Held, affirming the decision of Hawkins, J., that the above facts established a contract by the defendants to pay the plaintiff 100 in the event which had happened; that such contract was neither a contract by way of wagering within 8 9 Vict. c. 109, nor a policy within 14 Geo. 3, c. 48, s. 2; and that the plaintiff was entitled to recover.

Read the full case here.

One supposes that this case could be seen as an early example of vapourware.

The law to hold “hold vendors accountable” or “systems integrators to be truthful” has been in contract law well before even the venerable Geeklawyer started out in practice.  

In my presales days  one of my best demo sessions was when the prospect videoed the complete presentation and workshop. 

The law has been clever enough to have a proper term for outlandish sales and marketing  bullsh*t. It  calls it “mere puffery.”  The presence of  video camera does tend to reduce the desire to engage in such puffery though.

Contract law and supporting legislation has developed over literally thousands of years, and courts have been largely successful at picking up unfairness in whatever happens to being bought or sold.

In UK law for instance, the practice of limited liability in IT contracts was struck down in the St Alban’s  DC v ICL case.

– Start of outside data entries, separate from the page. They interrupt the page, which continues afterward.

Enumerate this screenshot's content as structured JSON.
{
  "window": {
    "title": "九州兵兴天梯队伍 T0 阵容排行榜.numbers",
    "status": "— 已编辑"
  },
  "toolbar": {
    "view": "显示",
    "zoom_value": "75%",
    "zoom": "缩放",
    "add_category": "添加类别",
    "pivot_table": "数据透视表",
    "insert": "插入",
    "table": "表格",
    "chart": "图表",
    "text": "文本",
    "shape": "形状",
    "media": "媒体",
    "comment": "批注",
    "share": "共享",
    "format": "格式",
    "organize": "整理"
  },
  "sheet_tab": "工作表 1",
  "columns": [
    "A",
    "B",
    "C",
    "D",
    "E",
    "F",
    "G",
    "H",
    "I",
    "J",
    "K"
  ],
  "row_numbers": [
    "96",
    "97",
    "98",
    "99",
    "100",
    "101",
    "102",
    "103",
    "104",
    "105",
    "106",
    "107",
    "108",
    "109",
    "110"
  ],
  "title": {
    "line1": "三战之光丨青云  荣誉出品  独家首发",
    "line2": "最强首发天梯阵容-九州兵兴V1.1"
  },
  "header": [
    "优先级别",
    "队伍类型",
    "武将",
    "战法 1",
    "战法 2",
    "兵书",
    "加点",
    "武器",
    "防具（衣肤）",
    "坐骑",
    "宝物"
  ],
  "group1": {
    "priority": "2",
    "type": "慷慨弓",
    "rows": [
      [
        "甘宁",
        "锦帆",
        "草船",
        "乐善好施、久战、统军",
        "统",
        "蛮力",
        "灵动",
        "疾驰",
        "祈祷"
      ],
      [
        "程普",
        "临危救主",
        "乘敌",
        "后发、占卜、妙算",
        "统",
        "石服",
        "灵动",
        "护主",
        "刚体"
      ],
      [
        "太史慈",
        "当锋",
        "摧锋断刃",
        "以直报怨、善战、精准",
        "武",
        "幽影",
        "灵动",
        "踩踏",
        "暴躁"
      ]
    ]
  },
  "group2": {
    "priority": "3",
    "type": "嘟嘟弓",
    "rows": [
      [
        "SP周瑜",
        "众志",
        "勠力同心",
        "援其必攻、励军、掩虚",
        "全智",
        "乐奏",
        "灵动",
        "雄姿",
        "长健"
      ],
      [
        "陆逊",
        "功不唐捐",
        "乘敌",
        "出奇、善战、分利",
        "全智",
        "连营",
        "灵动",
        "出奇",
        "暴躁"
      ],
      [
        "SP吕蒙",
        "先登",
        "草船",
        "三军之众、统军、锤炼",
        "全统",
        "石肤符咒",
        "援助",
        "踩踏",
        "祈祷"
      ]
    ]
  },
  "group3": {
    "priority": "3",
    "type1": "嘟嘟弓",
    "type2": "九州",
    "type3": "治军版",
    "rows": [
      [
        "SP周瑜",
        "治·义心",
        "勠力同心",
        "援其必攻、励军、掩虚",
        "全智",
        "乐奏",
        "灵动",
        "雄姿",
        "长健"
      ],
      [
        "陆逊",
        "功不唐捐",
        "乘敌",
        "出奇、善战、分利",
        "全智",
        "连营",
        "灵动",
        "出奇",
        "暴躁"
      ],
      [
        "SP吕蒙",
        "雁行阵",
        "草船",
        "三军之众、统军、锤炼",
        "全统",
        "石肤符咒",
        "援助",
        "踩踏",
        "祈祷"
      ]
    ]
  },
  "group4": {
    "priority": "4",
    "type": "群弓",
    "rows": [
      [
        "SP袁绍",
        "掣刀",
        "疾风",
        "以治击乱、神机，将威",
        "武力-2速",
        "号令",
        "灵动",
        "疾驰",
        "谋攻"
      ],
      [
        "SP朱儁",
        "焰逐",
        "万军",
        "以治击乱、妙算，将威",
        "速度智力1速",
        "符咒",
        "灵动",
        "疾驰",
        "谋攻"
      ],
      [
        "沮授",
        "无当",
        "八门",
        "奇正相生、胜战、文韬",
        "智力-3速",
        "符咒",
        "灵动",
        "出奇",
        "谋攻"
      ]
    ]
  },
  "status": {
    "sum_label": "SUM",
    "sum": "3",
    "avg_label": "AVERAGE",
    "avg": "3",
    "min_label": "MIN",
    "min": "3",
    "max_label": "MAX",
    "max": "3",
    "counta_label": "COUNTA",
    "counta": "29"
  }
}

They were able to claim damages for the cost of incorrectly calculated taxes, which were far higher than the costs of the solution. Harry Small, one of the UK’s leading computer lawyers, wrote up the facts of the case here. 

Software does create challenges for contract law, sure, as other innovations in the past have done too.  (I will return to  goods vs services  another day)

To those that argue that software and IT are a special case in contract that require unique regulation, I’d suggest that they read the classic 1996 Esterbrook Speech, Cyberspace and the Law of the Horse. Contract law has done remarkably well at protecting buyer and sellers for 1000s of years, and I’m not sure that commercial buyers of software need significantly more hand holding than the buyers of smokeballs had 120 years ago.  (Consumers do though)

I’m not a free-market zealot, but contract law is one of humankind’s most impressive creations.